Policing Abortion in the United States

Recent restrictions on the right to abortion in the United States imitate policies enacted 150 years ago.

Abortion illustration © Ben Jones/Heart Agency.

A new law came into effect in the state of Texas on 1 September 2021, which criminalised abortion after the sixth week of pregnancy. This is an addition to the recent cascade of state legislation – at least 90 laws in the first six months of 2021 – designed to undermine the 1973 landmark Roe v Wade decision by the US Supreme Court, which had made abortion more accessible.

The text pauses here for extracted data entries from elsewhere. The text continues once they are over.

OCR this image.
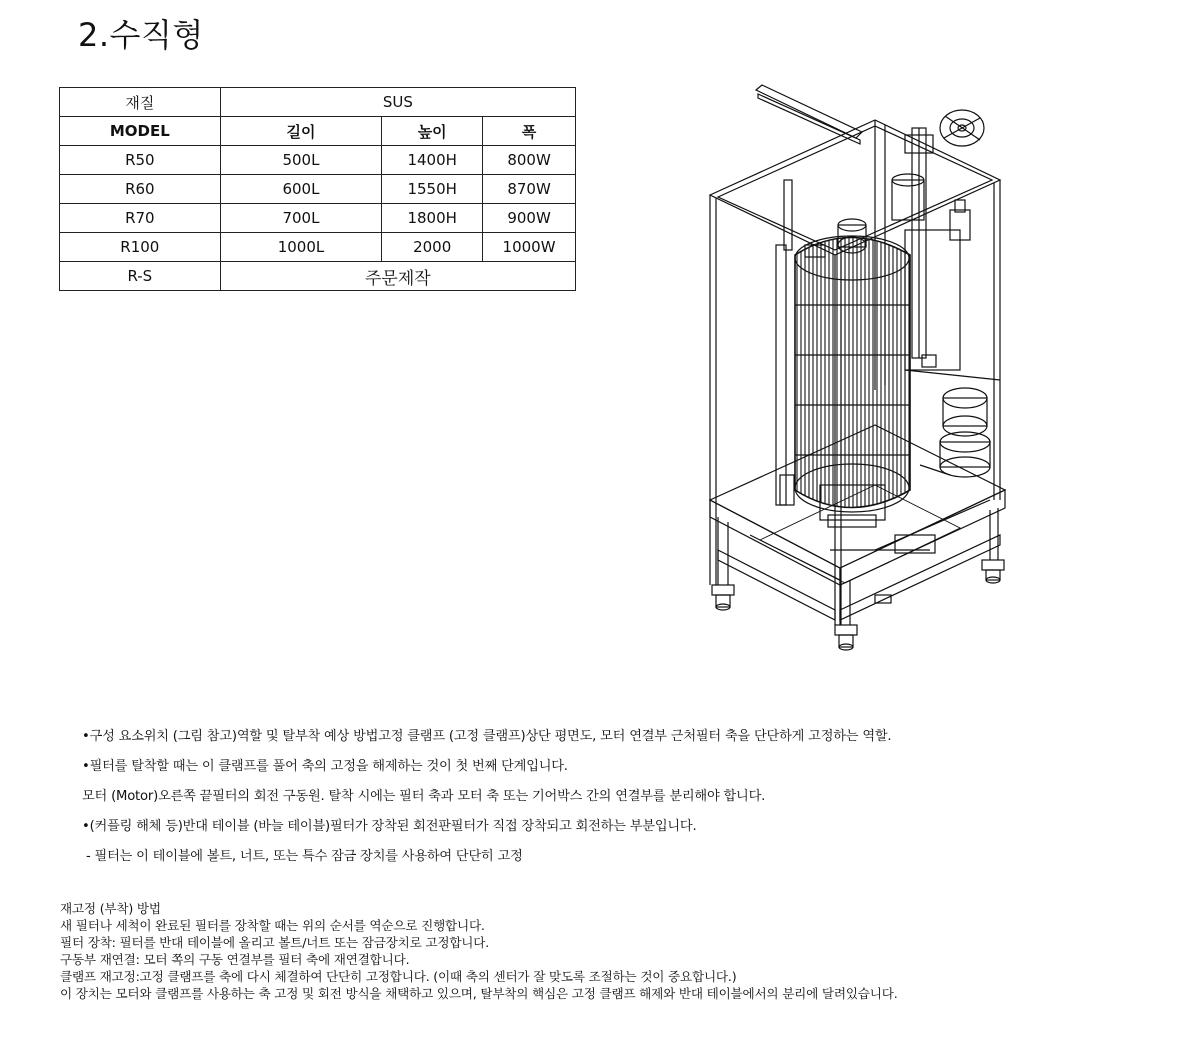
2.수직형
재질	SUS		
MODEL	길이	높이	폭
R50	500L	1400H	800W
R60	600L	1550H	870W
R70	700L	1800H	900W
R100	1000L	2000	1000W
R-S	주문제작		
•구성 요소위치 (그림 참고)역할 및 탈부착 예상 방법고정 클램프 (고정 클램프)상단 평면도, 모터 연결부 근처필터 축을 단단하게 고정하는 역할.
•필터를 탈착할 때는 이 클램프를 풀어 축의 고정을 해제하는 것이 첫 번째 단계입니다.
모터 (Motor)오른쪽 끝필터의 회전 구동원. 탈착 시에는 필터 축과 모터 축 또는 기어박스 간의 연결부를 분리해야 합니다.
•(커플링 해체 등)반대 테이블 (바늘 테이블)필터가 장착된 회전판필터가 직접 장착되고 회전하는 부분입니다.
- 필터는 이 테이블에 볼트, 너트, 또는 특수 잠금 장치를 사용하여 단단히 고정
재고정 (부착) 방법
새 필터나 세척이 완료된 필터를 장착할 때는 위의 순서를 역순으로 진행합니다.
필터 장착: 필터를 반대 테이블에 올리고 볼트/너트 또는 잠금장치로 고정합니다.
구동부 재연결: 모터 쪽의 구동 연결부를 필터 축에 재연결합니다.
클램프 재고정:고정 클램프를 축에 다시 체결하여 단단히 고정합니다. (이때 축의 센터가 잘 맞도록 조절하는 것이 중요합니다.)
이 장치는 모터와 클램프를 사용하는 축 고정 및 회전 방식을 채택하고 있으며, 탈부착의 핵심은 고정 클램프 해제와 반대 테이블에서의 분리에 달려있습니다.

Supreme Court Justice Sonia Sotomayor, in her entreaty to overturn the act, described how the ‘Texas legislature has deputised the state’s citizens as bounty hunters, offering them cash prizes for civilly prosecuting their neighbours’ medical procedures’. The law promises a financial reward of up to $10,000 (approximately £7,200) to anyone who aids the successful prosecution of someone for defying the so-called ‘Texas Heartbeat Act’. Potential targets could include: a pregnant person; an abortion provider; insurance companies; and, it has been suggested, taxi drivers who transport these patients. In Justice Sotomayor’s words, the act ‘takes the extraordinary step of enlisting private citizens to do what the state could not’.